On the eastern side of Thong Lane, where the leisure centre and golf club now occupy the site was the eastern wartime extension to the airfield. The perimeter track ran east from Thong Lane from a point roughly opposite Vigilant Way to the south, extended towards Shorne for about half a mile, before looping northwards and then north-east towards what is now the Leisure Centre, before finally crossing Thong Lane to link up with the peri track on the west of Thong Lane roughly where Leander Drive now is situated.

The current approach road to the leisure centre does follow the line of the perimeter track.

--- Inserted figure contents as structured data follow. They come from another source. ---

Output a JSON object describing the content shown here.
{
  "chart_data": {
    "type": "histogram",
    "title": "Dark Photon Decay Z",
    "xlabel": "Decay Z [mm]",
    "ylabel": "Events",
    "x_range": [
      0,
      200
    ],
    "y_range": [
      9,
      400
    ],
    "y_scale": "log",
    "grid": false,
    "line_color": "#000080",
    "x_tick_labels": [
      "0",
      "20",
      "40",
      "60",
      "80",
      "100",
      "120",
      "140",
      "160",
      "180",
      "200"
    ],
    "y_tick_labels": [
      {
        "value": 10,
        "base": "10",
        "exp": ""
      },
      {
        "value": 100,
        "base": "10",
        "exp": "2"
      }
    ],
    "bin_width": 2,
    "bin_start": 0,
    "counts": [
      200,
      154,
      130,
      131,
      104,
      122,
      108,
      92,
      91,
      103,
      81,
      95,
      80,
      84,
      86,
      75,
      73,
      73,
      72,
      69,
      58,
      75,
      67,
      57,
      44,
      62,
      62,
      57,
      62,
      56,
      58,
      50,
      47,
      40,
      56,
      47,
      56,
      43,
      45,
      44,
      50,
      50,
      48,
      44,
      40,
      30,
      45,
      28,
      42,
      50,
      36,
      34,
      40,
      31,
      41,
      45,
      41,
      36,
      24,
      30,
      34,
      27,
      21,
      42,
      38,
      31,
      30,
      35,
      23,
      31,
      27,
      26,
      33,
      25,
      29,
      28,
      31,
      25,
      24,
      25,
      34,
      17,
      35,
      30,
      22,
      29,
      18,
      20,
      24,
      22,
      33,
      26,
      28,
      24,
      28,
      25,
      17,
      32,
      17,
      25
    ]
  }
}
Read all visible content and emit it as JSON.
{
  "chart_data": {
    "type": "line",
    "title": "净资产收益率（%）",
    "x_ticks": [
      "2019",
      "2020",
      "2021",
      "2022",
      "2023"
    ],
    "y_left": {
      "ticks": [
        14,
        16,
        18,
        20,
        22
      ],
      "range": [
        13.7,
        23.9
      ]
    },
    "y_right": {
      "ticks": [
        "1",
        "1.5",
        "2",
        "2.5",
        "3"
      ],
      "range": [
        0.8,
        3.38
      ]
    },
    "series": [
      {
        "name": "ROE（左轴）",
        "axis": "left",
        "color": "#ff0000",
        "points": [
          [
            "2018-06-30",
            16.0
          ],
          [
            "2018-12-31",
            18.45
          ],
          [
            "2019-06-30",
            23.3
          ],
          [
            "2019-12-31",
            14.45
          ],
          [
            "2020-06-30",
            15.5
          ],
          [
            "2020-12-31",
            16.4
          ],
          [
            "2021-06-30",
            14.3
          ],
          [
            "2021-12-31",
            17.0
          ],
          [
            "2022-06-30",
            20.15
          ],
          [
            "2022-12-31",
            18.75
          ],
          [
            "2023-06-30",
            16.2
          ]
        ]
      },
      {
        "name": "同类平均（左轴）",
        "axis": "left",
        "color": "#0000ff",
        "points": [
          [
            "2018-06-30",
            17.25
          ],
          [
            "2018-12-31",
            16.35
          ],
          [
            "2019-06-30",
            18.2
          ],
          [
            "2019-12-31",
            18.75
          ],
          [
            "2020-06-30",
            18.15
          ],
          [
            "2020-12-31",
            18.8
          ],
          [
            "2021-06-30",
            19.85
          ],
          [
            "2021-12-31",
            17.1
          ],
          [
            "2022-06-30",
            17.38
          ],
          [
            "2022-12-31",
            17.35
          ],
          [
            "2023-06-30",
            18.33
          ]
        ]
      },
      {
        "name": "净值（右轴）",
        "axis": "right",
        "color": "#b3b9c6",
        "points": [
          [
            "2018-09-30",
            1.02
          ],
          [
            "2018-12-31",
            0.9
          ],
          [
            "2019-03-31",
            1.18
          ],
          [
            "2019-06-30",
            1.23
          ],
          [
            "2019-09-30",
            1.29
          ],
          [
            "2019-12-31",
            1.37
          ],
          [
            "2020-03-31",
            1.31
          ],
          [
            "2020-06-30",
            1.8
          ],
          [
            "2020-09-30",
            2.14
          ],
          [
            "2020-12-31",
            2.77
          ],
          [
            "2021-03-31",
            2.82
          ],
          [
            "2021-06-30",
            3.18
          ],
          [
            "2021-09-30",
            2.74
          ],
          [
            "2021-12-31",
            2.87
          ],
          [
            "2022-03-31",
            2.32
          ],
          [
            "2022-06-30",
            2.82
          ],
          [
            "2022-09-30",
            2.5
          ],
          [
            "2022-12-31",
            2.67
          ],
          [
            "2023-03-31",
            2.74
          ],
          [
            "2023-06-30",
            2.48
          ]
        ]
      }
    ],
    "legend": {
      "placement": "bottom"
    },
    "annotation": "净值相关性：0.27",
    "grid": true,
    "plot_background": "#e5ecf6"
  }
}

"Cascades" Leisure Centre in Thong Lane has a plaque dedicated to the airmen of World War II who served at Gravesend Airport. The Control Tower from the Airport was located across the road from the grounds. The Stand By Set House (Emergency Generator Building) stands in the field immediately to the north of Cascades surrounded by two modern-day barns whilst there is a small piece of the tarmac outer perimeter-track left in the fields behind Astra Drive. But this has fallen into disrepair. These are all that remain of the entire airfield. In addition, two buildings in Stacey Close off Valley Drive (The Stork at Rest Pub and the building opposite) housed the airfield's sick quarters.